An alternative to the business loan may be to take out additional borrowing on your mortgage. Quite often the rate will be lower than a business loan. However repayments will commence immediately, rather than obtaining a holiday and interest will be payable over a longer period, dependent on the remaining term of the mortgage. This may mean you will pay more over the longer period, even though the repayments will be lower.

Financing of the equipment or vehicles may be undertaken using asset finance or put another way leasing. That way the bank's security will be the asset. Repayments to this type of finance will be over the life of the asset. After this period, depending on the type of asset finance taken, you may own the asset or it is returned to the finance provider and a new arrangement is entered in to.

The next type of finance a franchisee may require is an overdraft. Typically this is used to buy stock before it is sold, pay wages or provide goods and services in advance of receiving payment. The amount required will be determined by the cashflow you provide to the bank. Some franchisors will assist in compiling the cashflow but if not NatWest can provide a CD-ROM for this purpose.

An alternative to the overdraft is factoring or invoice discounting. This is used in business to business franchises, such as recruitment and printing companies. It shortens the period from issuing an invoice to receiving payment. If a factoring company is not used most invoices provide for 30 or 60 days credit. Therefore you would receive the money owed after this period has elapsed. If you use a factoring company once an invoice has been issued they will make an immediate payment to you of up to 80% of its value. The company pays the remaining 20%, less their charges and interest, on settlement. The full factoring service includes the company issuing and collecting your invoices on your behalf. With invoice discounting the franchisee undertakes this activity and copies the invoice to the factoring company who makes the payment up to 80% to the franchisee. The second method is a slightly cheaper alternative, as there is not as much administration undertaken by the factoring company.

Finally another way of raising short-term finance is through a business card. This allows you to purchase goods and services without making a payment for up to 38 days.

NatWest lends to franchisees through a network of specialist Franchise Managers, who are based in local business centres across the UK. They have a detailed understanding of franchising and mix this with the knowledge of the location in which they operate. We run regular workshops to ensure their knowledge is up to date.

When dealing with a potential franchisee the Franchise Manager will want to know not only which franchise you want to purchase but details about yourself. This is because your success will be determined by the amount of commitment and enthusiasm you have.

Before lending, a business plan will be required and should include details about the franchise, the costs, the sector it operates in, their competition, both locally, regionally and nationally, your CV, your assets and liabilities and projected financial information. The Bank's Business Software, including a template business plan can assist in drawing up your own plan.

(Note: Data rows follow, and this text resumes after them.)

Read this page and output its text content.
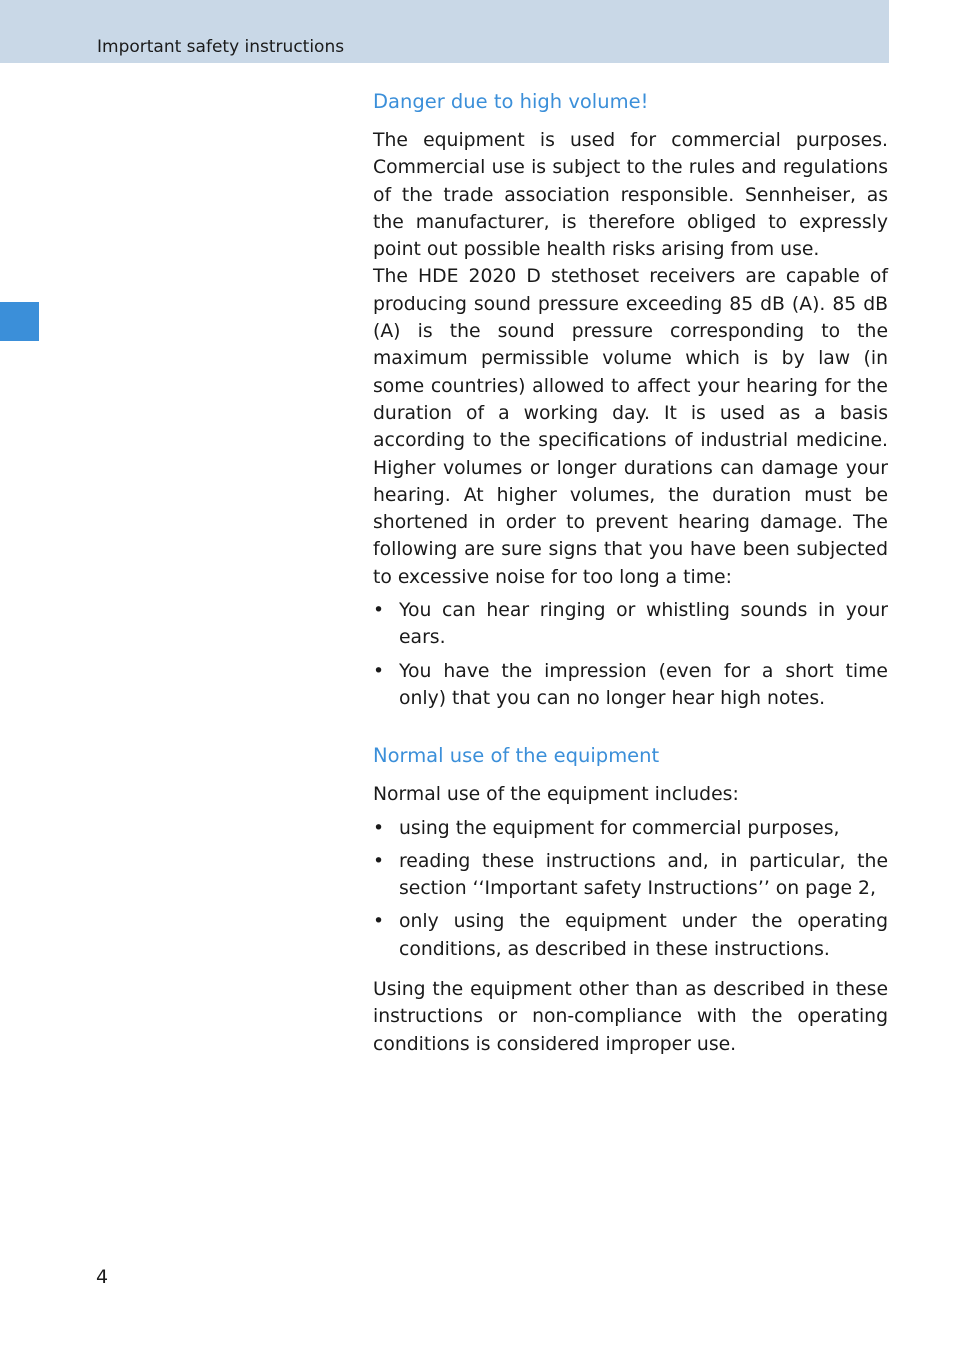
Important safety instructions
Danger due to high volume!

The equipment is used for commercial purposes. Commercial use is subject to the rules and regulations of the trade association responsible. Sennheiser, as the manufacturer, is therefore obliged to expressly point out possible health risks arising from use.

The HDE 2020 D stethoset receivers are capable of producing sound pressure exceeding 85 dB (A). 85 dB (A) is the sound pressure corresponding to the maximum permissible volume which is by law (in some countries) allowed to affect your hearing for the duration of a working day. It is used as a basis according to the specifications of industrial medicine. Higher volumes or longer durations can damage your hearing. At higher volumes, the duration must be shortened in order to prevent hearing damage. The following are sure signs that you have been subjected to excessive noise for too long a time:

• You can hear ringing or whistling sounds in your ears.
• You have the impression (even for a short time only) that you can no longer hear high notes.
Normal use of the equipment

Normal use of the equipment includes:

• using the equipment for commercial purposes,
• reading these instructions and, in particular, the section ‘‘Important safety Instructions’’ on page 2,
• only using the equipment under the operating conditions, as described in these instructions.

Using the equipment other than as described in these instructions or non-compliance with the operating conditions is considered improper use.

4
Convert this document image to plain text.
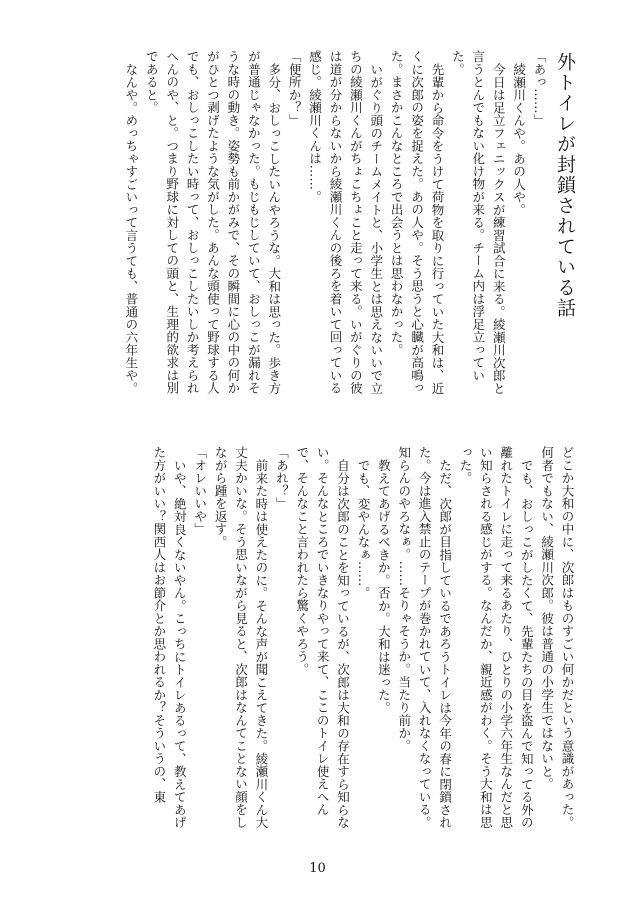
外トイレが封鎖されている話

「あっ……」

綾瀬川くんや。あの人や。

今日は足立フェニックスが練習試合に来る。綾瀬川次郎と言うとんでもない化け物が来る。チーム内は浮足立っていた。

先輩から命令をうけて荷物を取りに行っていた大和は、近くに次郎の姿を捉えた。あの人や。そう思うと心臓が高鳴った。まさかこんなところで出会うとは思わなかった。

いがぐり頭のチームメイトと、小学生とは思えないいで立ちの綾瀬川くんがちょこちょこと走って来る。いがぐりの彼は道が分からないから綾瀬川くんの後ろを着いて回っている感じ。綾瀬川くんは……。

「便所か？」

多分、おしっこしたいんやろうな。大和は思った。歩き方が普通じゃなかった。もじもじしていて、おしっこが漏れそうな時の動き。姿勢も前かがみで、その瞬間に心の中の何かがひとつ剥げたような気がした。あんな頭使って野球する人でも、おしっこしたい時って、おしっこしたいしか考えられへんのや、と。つまり野球に対しての頭と、生理的欲求は別であると。

なんや。めっちゃすごいって言うても、普通の六年生や。

どこか大和の中に、次郎はものすごい何かだという意識があった。何者でもない、綾瀬川次郎。彼は普通の小学生ではないと。

でも、おしっこがしたくて、先輩たちの目を盗んで知ってる外の離れたトイレに走って来るあたり、ひとりの小学六年生なんだと思い知らされる感じがする。なんだか、親近感がわく。そう大和は思った。

ただ、次郎が目指しているであろうトイレは今年の春に閉鎖された。今は進入禁止のテープが巻かれていて、入れなくなっている。知らんのやろなぁ。……そりゃそうか。当たり前か。

教えてあげるべきか。否か。大和は迷った。

でも、変やんなぁ……。

自分は次郎のことを知っているが、次郎は大和の存在すら知らない。そんなところでいきなりやって来て、ここのトイレ使えへんで、そんなこと言われたら驚くやろう。

「あれ？」

前来た時は使えたのに。そんな声が聞こえてきた。綾瀬川くん大丈夫かいな。そう思いながら見ると、次郎はなんてことない顔をしながら踵を返す。

「オレいいや」

いや、絶対良くないやん。こっちにトイレあるって、教えてあげた方がいい？関西人はお節介とか思われるか？そういうの、東

10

If you are buying an existing franchise business we would like to see the actual financial performance; the last three years would be helpful.

Many franchisors will assist in completing a business plan, however the Franchise Manager will expect you to know and understand the various statements and financial figures it contains. There will undoubtedly be questions about parts of your plan. The financial information, particularly the forecasts, will help you to assess the performance of the franchise in the early months.

A bank does not endorse or recommend any franchise, this decision should be sought by research into the franchise.